Non cercare la perfezione in mezz’ora. Cerca di rendere visibile la logica operativa. Quando il team sa nominare la S che sta applicando, la discussione accelera: «Questa slide ha troppi contenuti» è un problema di Seiri; «Avevamo risolto questo problema il mese scorso ma nessuno ha riutilizzato la soluzione» è un problema di Seiketsu o Shitsuke.
Il risultato: meno spreco, decisioni più chiare, qualità ripetibile
Le prime tre S migliorano il deck che hai davanti: selezionano, ordinano e fanno emergere i difetti. Le ultime due trasformano quel miglioramento in una capacità organizzativa: codificano la soluzione e la proteggono nel tempo.
La vera promessa delle 5S del Lean Presentation Design non è una presentazione più bella. È una presentazione in cui l’audience trova prima il messaggio, comprende più facilmente le prove e arriva alla decisione con meno attrito, mentre il team riduce rework, incoerenze e scelte di design ripetute.

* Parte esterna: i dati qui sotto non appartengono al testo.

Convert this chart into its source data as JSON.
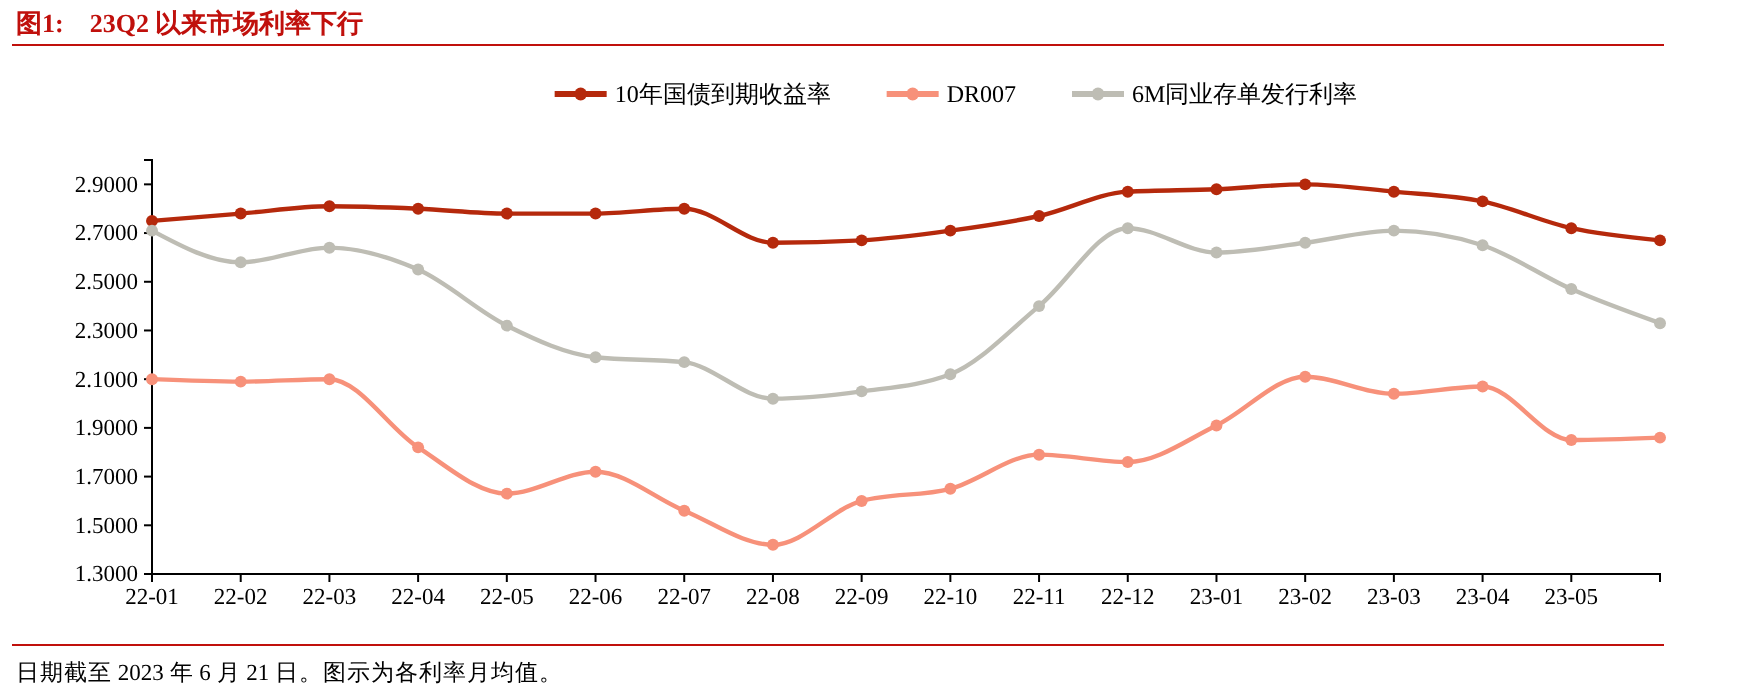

Parti in piccolo. Scegli il deck che la tua organizzazione prepara più spesso e applica le cinque domande in ordine. Se vuoi trasformare il metodo in una competenza condivisa dal team, scopri il training Lean Presentation Design.
Domande frequenti
Che cosa sono le 5S nel presentation design?
Sono Seiri (selezionare), Seiton (mettere in ordine), Seiso (pulire e ispezionare), Seiketsu (standardizzare) e Shitsuke (sostenere). Applicate alle presentazioni, formano una sequenza operativa per scegliere i contenuti, organizzarli, controllare la qualità visiva, creare sistemi riutilizzabili e mantenerli nel tempo.
Qual è la differenza tra Seiton e Seiketsu?
Seiton organizza contenuti già selezionati all’interno di una slide o di un deck specifico. Seiketsu definisce una regola riutilizzabile che governa le slide future, per esempio una famiglia di section divider generata da un solo master layout.
Qual è la differenza tra Seiketsu e Shitsuke?
Seiketsu crea lo standard. Shitsuke fa in modo che le persone continuino a utilizzare e verificare quello standard già definito nelle consegne ricorrenti.
Posso usare le 5S con Keynote o Google Slides?
Sì. Il metodo è indipendente dal software. PowerPoint, Keynote e Google Slides offrono funzioni diverse per template e collaborazione, ma le cinque decisioni — selezionare, ordinare, ispezionare, standardizzare e sostenere — rimangono le stesse.
Devo applicare tutte le 5S a ogni presentazione?
Usale tutte quando costruisci o ricostruisci un sistema di presentazioni ricorrenti. In un deck una tantum, le prime tre possono risolvere il problema comunicativo immediato; Seiketsu e Shitsuke diventano essenziali non appena la soluzione deve scalare tra persone o nel tempo.